580 ocorrências referentes à pichação foram registradas em todo o Estado durante todo o ano passado

“Precisamos de investimento em políticas para melhoria da qualidade de vida. Isso inclui a sociedade mobilizada, que ajuda a fiscalizar esse tipo de questão. Quanto mais utilizados os espaços públicos forem, maior o senso de pertencimento das pessoas e menor a chance de haver alguma pichação”, destaca Myssior.

Legislação municipal intensifica cerco a infratores

O cerco aos pichadores em Belo Horizonte motivou a condução de 192 pessoas pela Polícia Civil de janeiro a novembro de 2016. Além disso, 269 ocorrências desse tipo de crime foram registradas na capital em todo o ano passado. 

No entanto, a legislação municipal que condena a pichação não é nova. A primeira norma foi sancionada em novembro de 1995, há 22 anos, na gestão do ex-prefeito Patrus Ananias. Flávio TavaresPOR TODO LADO – Túnel, passarelas e muros estão pichados em vários pontos da avenida Cristiano Machado

Segundo o documento, a pichação é definida como “o ato de inserir desenhos obscenos ou escritas ininteligíveis nos bens móveis ou imóveis previstos no caput, sem autorização do proprietário, com o objetivo de sujar, destruir ou ofender a moral e os bons costumes”. 

Em 2010, outra lei foi proposta pela Câmara Municipal de Belo Horizonte, dessa vez com o intuito de implantar uma política para conter a poluição visual provocada pela pichação no município.

O documento tem como diretrizes “recuperar e promover a qualidade visual do ambiente urbano no município por meio do combate à pichação” e, ainda, “conscientizar os cidadãos dos malefícios que a prática da pichação traz à coletividade”.

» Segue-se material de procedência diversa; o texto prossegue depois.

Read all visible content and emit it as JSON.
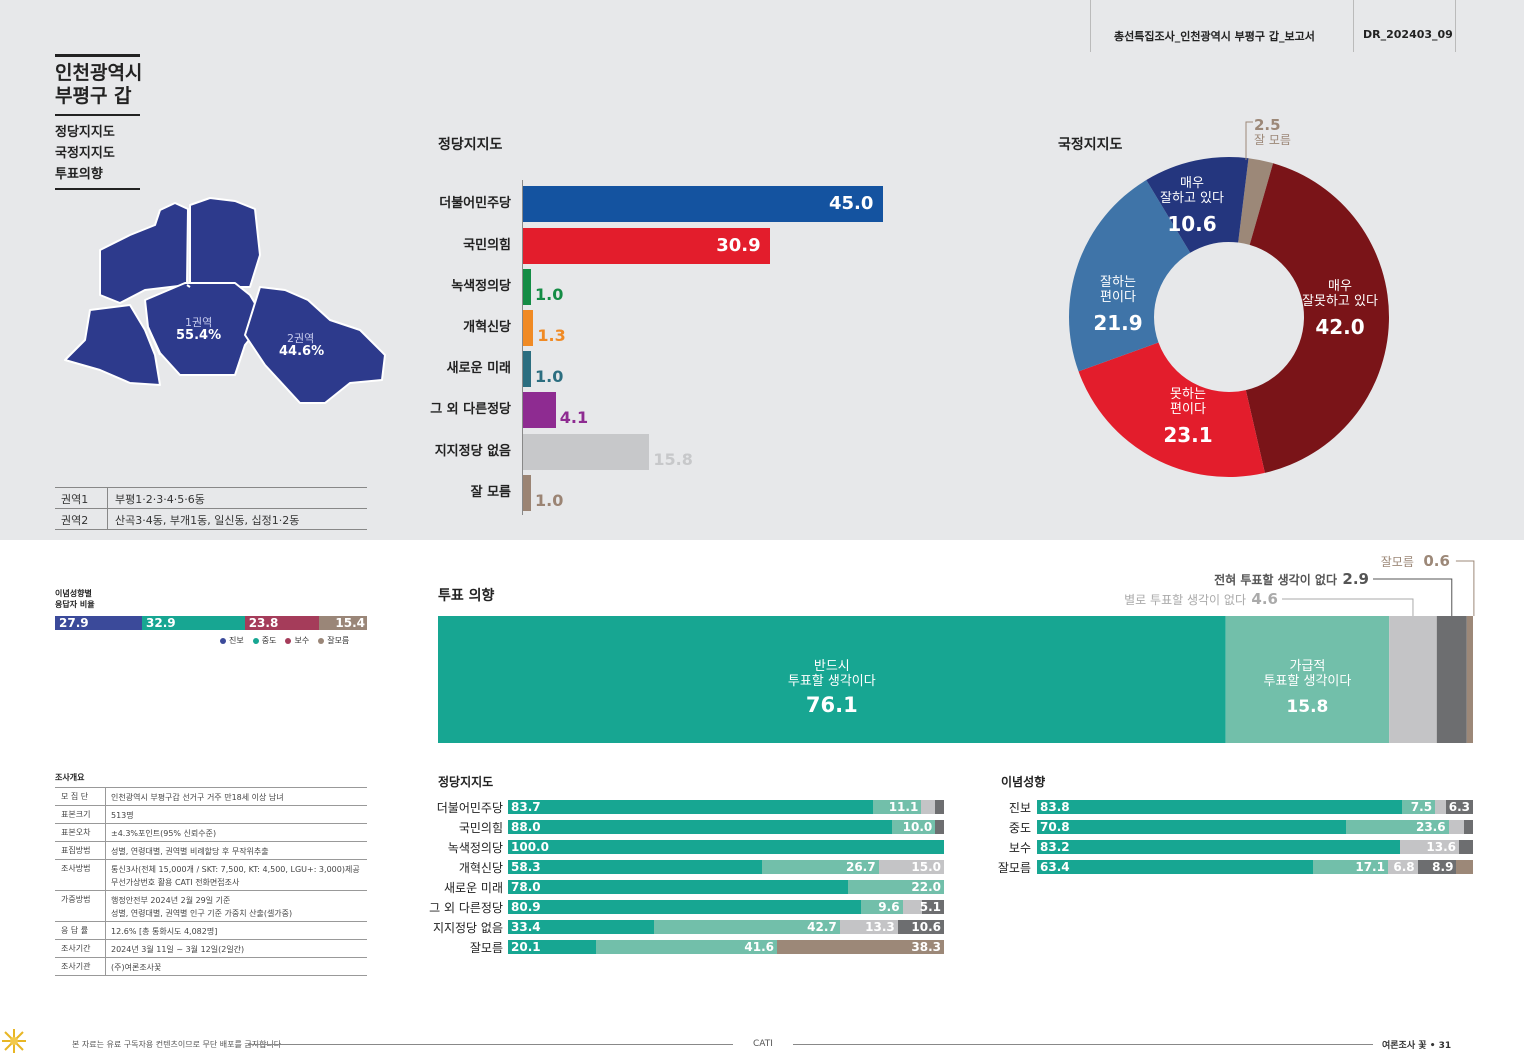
{
  "header": {
    "report_title": "총선특집조사_인천광역시 부평구 갑_보고서",
    "report_code": "DR_202403_09"
  },
  "side": {
    "district_line1": "인천광역시",
    "district_line2": "부평구 갑",
    "topics": [
      "정당지지도",
      "국정지지도",
      "투표의향"
    ]
  },
  "map": {
    "region1_name": "1권역",
    "region1_pct": "55.4%",
    "region2_name": "2권역",
    "region2_pct": "44.6%",
    "table": [
      {
        "region": "권역1",
        "dongs": "부평1·2·3·4·5·6동"
      },
      {
        "region": "권역2",
        "dongs": "산곡3·4동, 부개1동, 일신동, 십정1·2동"
      }
    ],
    "fill_color": "#2d3a8c"
  },
  "ideology": {
    "title_line1": "이념성향별",
    "title_line2": "응답자 비율",
    "segments": [
      {
        "name": "진보",
        "value": "27.9",
        "share": 27.9,
        "color": "#3b4a9a"
      },
      {
        "name": "중도",
        "value": "32.9",
        "share": 32.9,
        "color": "#17a692"
      },
      {
        "name": "보수",
        "value": "23.8",
        "share": 23.8,
        "color": "#a53c5a"
      },
      {
        "name": "잘모름",
        "value": "15.4",
        "share": 15.4,
        "color": "#9a8678"
      }
    ]
  },
  "survey": {
    "title": "조사개요",
    "rows": [
      {
        "k": "모 집 단",
        "v": [
          "인천광역시 부평구갑 선거구 거주 만18세 이상 남녀"
        ]
      },
      {
        "k": "표본크기",
        "v": [
          "513명"
        ]
      },
      {
        "k": "표본오차",
        "v": [
          "±4.3%포인트(95% 신뢰수준)"
        ]
      },
      {
        "k": "표집방법",
        "v": [
          "성별, 연령대별, 권역별 비례할당 후 무작위추출"
        ]
      },
      {
        "k": "조사방법",
        "v": [
          "통신3사(전체 15,000개 / SKT: 7,500, KT: 4,500, LGU+: 3,000)제공",
          "무선가상번호 활용 CATI 전화면접조사"
        ]
      },
      {
        "k": "가중방법",
        "v": [
          "행정안전부 2024년 2월 29일 기준",
          "성별, 연령대별, 권역별 인구 기준 가중치 산출(셀가중)"
        ]
      },
      {
        "k": "응 답 률",
        "v": [
          "12.6% [총 통화시도 4,082명]"
        ]
      },
      {
        "k": "조사기간",
        "v": [
          "2024년 3월 11일 ~ 3월 12일(2일간)"
        ]
      },
      {
        "k": "조사기관",
        "v": [
          "(주)여론조사꽃"
        ]
      }
    ]
  },
  "party_section_title": "정당지지도",
  "approval_section_title": "국정지지도",
  "vote_section_title": "투표 의향",
  "sub_party_title": "정당지지도",
  "sub_ideo_title": "이념성향",
  "footer": {
    "note": "본 자료는 유료 구독자용 컨텐츠이므로 무단 배포를 금지합니다",
    "method": "CATI",
    "brand": "여론조사 꽃",
    "sep": "•",
    "page": "31"
  },
  "chart_data": [
    {
      "type": "bar",
      "title": "정당지지도",
      "categories": [
        "더불어민주당",
        "국민의힘",
        "녹색정의당",
        "개혁신당",
        "새로운 미래",
        "그 외 다른정당",
        "지지정당 없음",
        "잘 모름"
      ],
      "values": [
        45.0,
        30.9,
        1.0,
        1.3,
        1.0,
        4.1,
        15.8,
        1.0
      ],
      "labels": [
        "45.0",
        "30.9",
        "1.0",
        "1.3",
        "1.0",
        "4.1",
        "15.8",
        "1.0"
      ],
      "colors": [
        "#1453a0",
        "#e31d2c",
        "#148c45",
        "#f08a24",
        "#2c6e80",
        "#8e2b91",
        "#c7c8ca",
        "#9b8474"
      ]
    },
    {
      "type": "pie",
      "title": "국정지지도",
      "slices": [
        {
          "label": "잘 모름",
          "lines": [
            "잘 모름"
          ],
          "value": 2.5,
          "display": "2.5",
          "color": "#9c8878"
        },
        {
          "label": "매우 잘못하고 있다",
          "lines": [
            "매우",
            "잘못하고 있다"
          ],
          "value": 42.0,
          "display": "42.0",
          "color": "#7a1418"
        },
        {
          "label": "못하는 편이다",
          "lines": [
            "못하는",
            "편이다"
          ],
          "value": 23.1,
          "display": "23.1",
          "color": "#e31d2c"
        },
        {
          "label": "잘하는 편이다",
          "lines": [
            "잘하는",
            "편이다"
          ],
          "value": 21.9,
          "display": "21.9",
          "color": "#3f74a8"
        },
        {
          "label": "매우 잘하고 있다",
          "lines": [
            "매우",
            "잘하고 있다"
          ],
          "value": 10.6,
          "display": "10.6",
          "color": "#24367e"
        }
      ]
    },
    {
      "type": "bar",
      "title": "투표 의향",
      "orientation": "stacked-horizontal",
      "segments": [
        {
          "label": "반드시 투표할 생각이다",
          "lines": [
            "반드시",
            "투표할 생각이다"
          ],
          "value": 76.1,
          "display": "76.1",
          "color": "#17a692"
        },
        {
          "label": "가급적 투표할 생각이다",
          "lines": [
            "가급적",
            "투표할 생각이다"
          ],
          "value": 15.8,
          "display": "15.8",
          "color": "#72bfaa"
        },
        {
          "label": "별로 투표할 생각이 없다",
          "value": 4.6,
          "display": "4.6",
          "color": "#c4c4c6"
        },
        {
          "label": "전혀 투표할 생각이 없다",
          "value": 2.9,
          "display": "2.9",
          "color": "#6d6e70"
        },
        {
          "label": "잘모름",
          "value": 0.6,
          "display": "0.6",
          "color": "#9c8878"
        }
      ]
    },
    {
      "type": "bar",
      "title": "정당지지도",
      "orientation": "stacked-horizontal",
      "colors": [
        "#17a692",
        "#72bfaa",
        "#c4c4c6",
        "#6d6e70",
        "#9c8878"
      ],
      "rows": [
        {
          "label": "더불어민주당",
          "values": [
            83.7,
            11.1,
            3.2,
            2.0,
            0
          ],
          "labels": [
            "83.7",
            "11.1",
            "",
            "",
            ""
          ]
        },
        {
          "label": "국민의힘",
          "values": [
            88.0,
            10.0,
            0,
            2.0,
            0
          ],
          "labels": [
            "88.0",
            "10.0",
            "",
            "",
            ""
          ]
        },
        {
          "label": "녹색정의당",
          "values": [
            100.0,
            0,
            0,
            0,
            0
          ],
          "labels": [
            "100.0",
            "",
            "",
            "",
            ""
          ]
        },
        {
          "label": "개혁신당",
          "values": [
            58.3,
            26.7,
            15.0,
            0,
            0
          ],
          "labels": [
            "58.3",
            "26.7",
            "15.0",
            "",
            ""
          ]
        },
        {
          "label": "새로운 미래",
          "values": [
            78.0,
            22.0,
            0,
            0,
            0
          ],
          "labels": [
            "78.0",
            "22.0",
            "",
            "",
            ""
          ]
        },
        {
          "label": "그 외 다른정당",
          "values": [
            80.9,
            9.6,
            4.4,
            5.1,
            0
          ],
          "labels": [
            "80.9",
            "9.6",
            "",
            "5.1",
            ""
          ]
        },
        {
          "label": "지지정당 없음",
          "values": [
            33.4,
            42.7,
            13.3,
            10.6,
            0
          ],
          "labels": [
            "33.4",
            "42.7",
            "13.3",
            "10.6",
            ""
          ]
        },
        {
          "label": "잘모름",
          "values": [
            20.1,
            41.6,
            0,
            0,
            38.3
          ],
          "labels": [
            "20.1",
            "41.6",
            "",
            "",
            "38.3"
          ]
        }
      ]
    },
    {
      "type": "bar",
      "title": "이념성향",
      "orientation": "stacked-horizontal",
      "colors": [
        "#17a692",
        "#72bfaa",
        "#c4c4c6",
        "#6d6e70",
        "#9c8878"
      ],
      "rows": [
        {
          "label": "진보",
          "values": [
            83.8,
            7.5,
            2.4,
            6.3,
            0
          ],
          "labels": [
            "83.8",
            "7.5",
            "",
            "6.3",
            ""
          ]
        },
        {
          "label": "중도",
          "values": [
            70.8,
            23.6,
            3.6,
            2.0,
            0
          ],
          "labels": [
            "70.8",
            "23.6",
            "",
            "",
            ""
          ]
        },
        {
          "label": "보수",
          "values": [
            83.2,
            0,
            13.6,
            3.2,
            0
          ],
          "labels": [
            "83.2",
            "",
            "13.6",
            "",
            ""
          ]
        },
        {
          "label": "잘모름",
          "values": [
            63.4,
            17.1,
            6.8,
            8.9,
            3.8
          ],
          "labels": [
            "63.4",
            "17.1",
            "6.8",
            "8.9",
            ""
          ]
        }
      ]
    }
  ]
}
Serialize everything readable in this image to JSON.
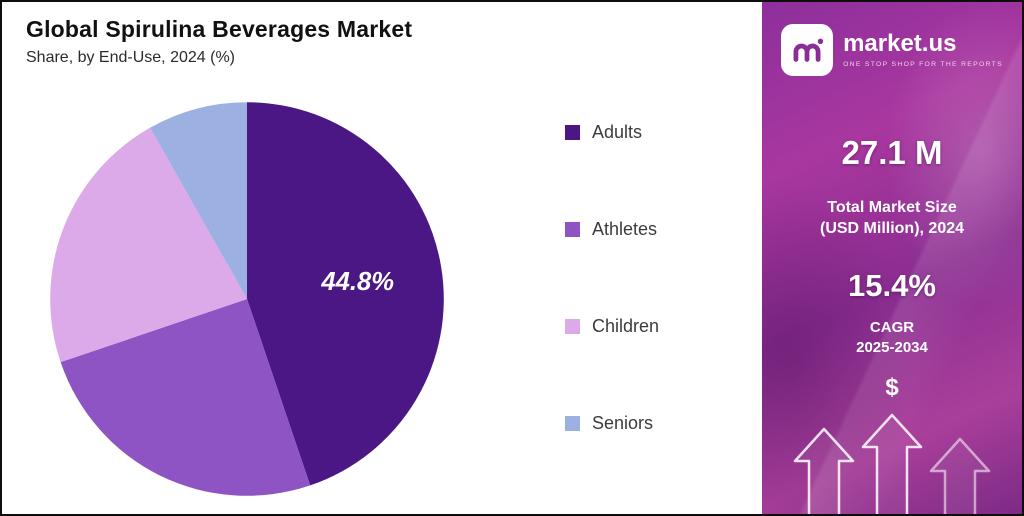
{
  "header": {
    "title": "Global Spirulina Beverages Market",
    "subtitle": "Share, by End-Use, 2024 (%)"
  },
  "chart_data": {
    "type": "pie",
    "title": "Global Spirulina Beverages Market",
    "subtitle": "Share, by End-Use, 2024 (%)",
    "legend_position": "right",
    "slices": [
      {
        "label": "Adults",
        "value": 44.8,
        "color": "#4a1784",
        "data_label": "44.8%"
      },
      {
        "label": "Athletes",
        "value": 25.0,
        "color": "#8e54c4"
      },
      {
        "label": "Children",
        "value": 22.0,
        "color": "#dcaae8"
      },
      {
        "label": "Seniors",
        "value": 8.2,
        "color": "#9cb1e2"
      }
    ]
  },
  "sidebar": {
    "brand": {
      "name": "market.us",
      "tagline": "ONE STOP SHOP FOR THE REPORTS"
    },
    "stats": [
      {
        "value": "27.1 M",
        "caption_lines": [
          "Total Market Size",
          "(USD Million), 2024"
        ]
      },
      {
        "value": "15.4%",
        "caption_lines": [
          "CAGR",
          "2025-2034"
        ]
      }
    ],
    "dollar_symbol": "$"
  }
}
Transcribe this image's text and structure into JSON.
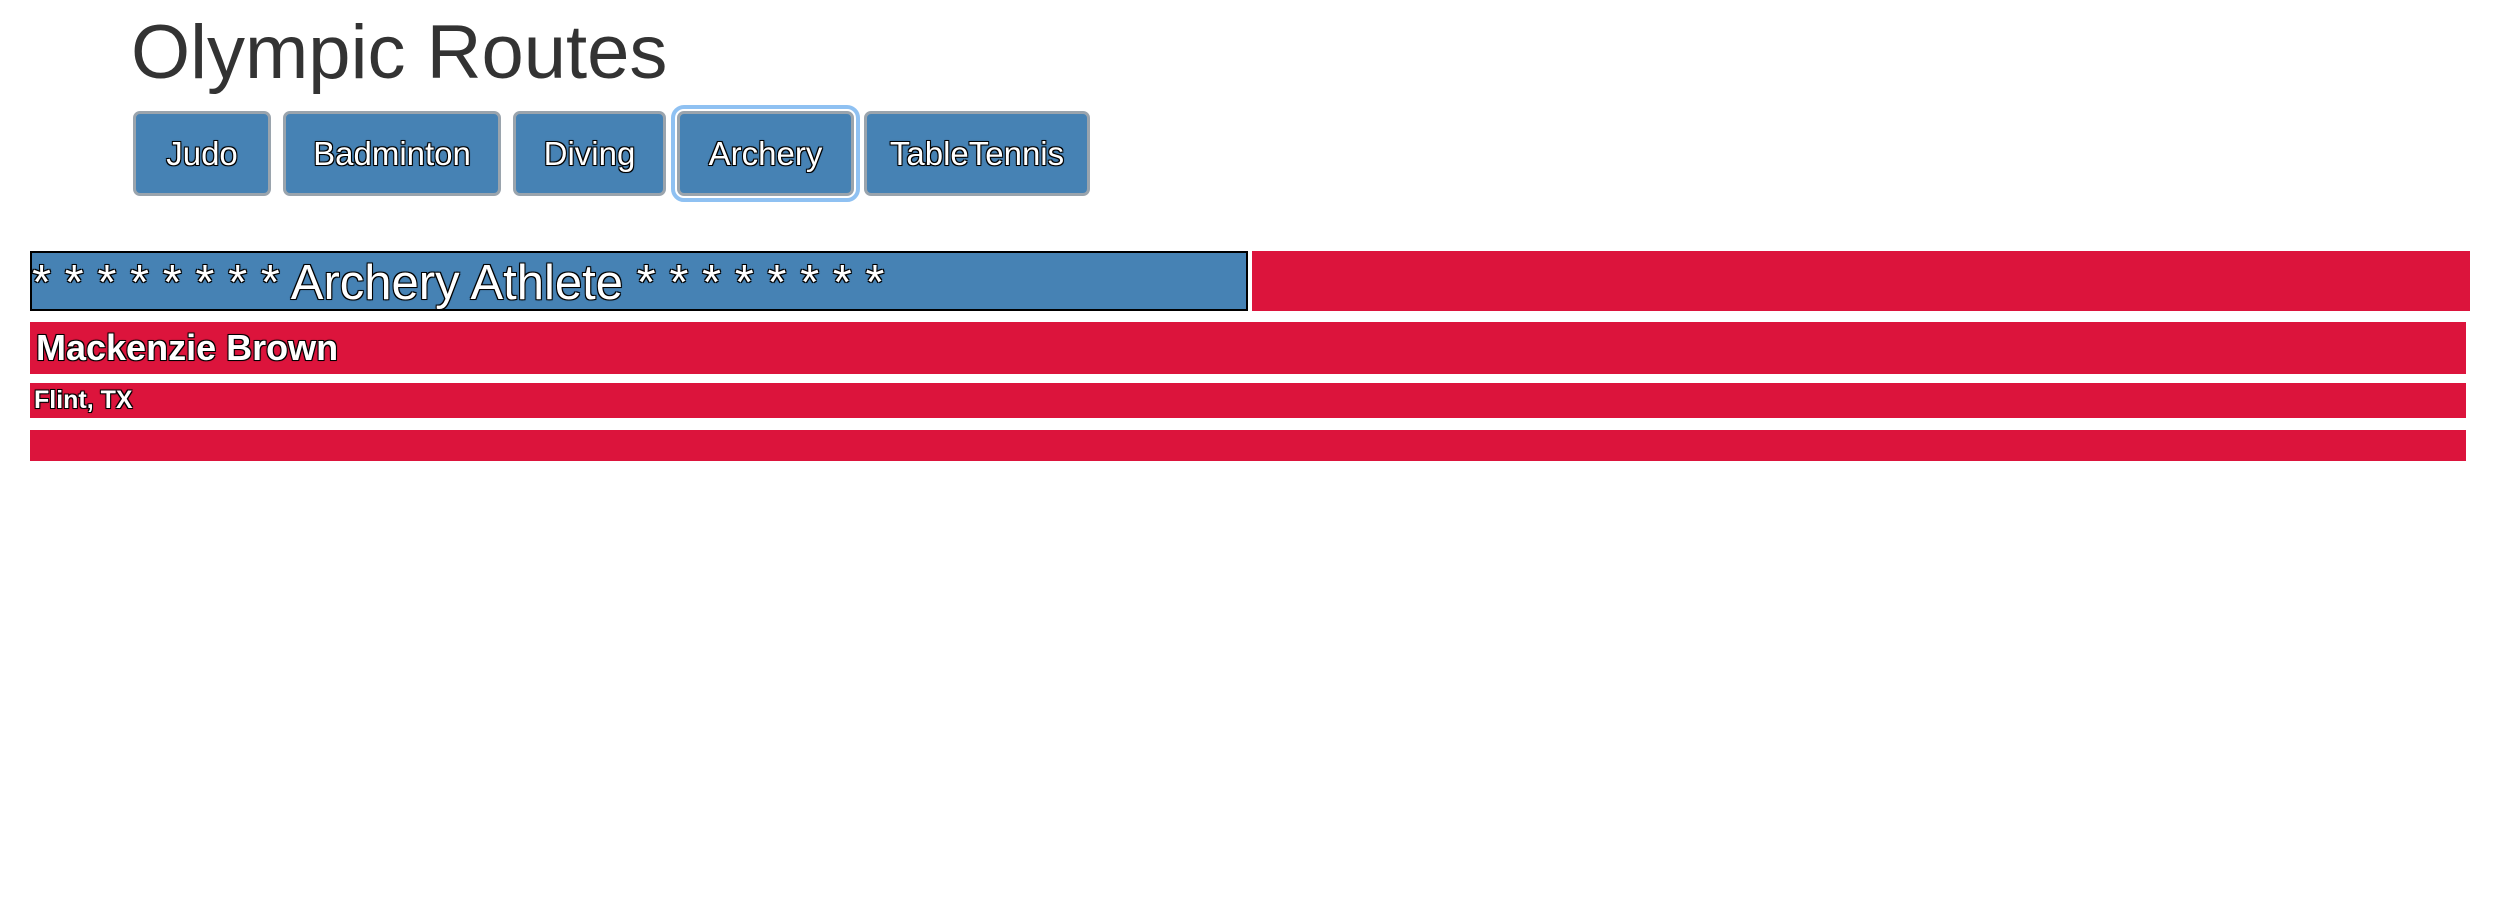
{
  "app": {
    "title": "Olympic Routes"
  },
  "nav": {
    "buttons": [
      {
        "label": "Judo"
      },
      {
        "label": "Badminton"
      },
      {
        "label": "Diving"
      },
      {
        "label": "Archery",
        "active": true
      },
      {
        "label": "TableTennis"
      }
    ]
  },
  "card": {
    "header": "* * * * * * * * Archery Athlete * * * * * * * *",
    "athlete_name": "Mackenzie Brown",
    "location": "Flint, TX"
  },
  "colors": {
    "button_bg": "#4682b4",
    "header_bg": "#4682b4",
    "card_bg": "#dc143c",
    "title_color": "#333333"
  }
}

Em junho de 2016, outra lei determinou que as lojas que vendem spray identificassem o CPF de todos os compradores.

Projeto Profeta

Na semana passada, os grafites em muros e viadutos da capital mineira receberam o reconhecimento do prefeito de BH, Alexandre Kalil. O chefe do Executivo anunciou, pelas redes sociais, a criação de um projeto para incentivar essa manifestação artística. 

Entre as ações previstas, está a divulgação de um edital para selecionar artistas que irão cobrir cerca de 50 espaços da capital, além de um valor em dinheiro. A antessala do gabinete do prefeito também receberá uma pintura em grafite.

O projeto em Belo Horizonte, chamado “Profeta Gentileza”, diverge da ação do prefeito de São Paulo, João Doria, que pretende “limpar” murais pichados na capital paulista. A atitude do chefe do Executivo paulistano divide opiniões e tem gerado uma onda de manifestações contrárias.

No último dia 4, Doria disse que “todos os pichadores são bandidos” e voltou a pedir que autores de pichação se tornem “grafiteiros ou artistas”. No mesmo dia em que o prefeito fez a declaração, duas pessoas foram presas pichando o muro de uma escola local.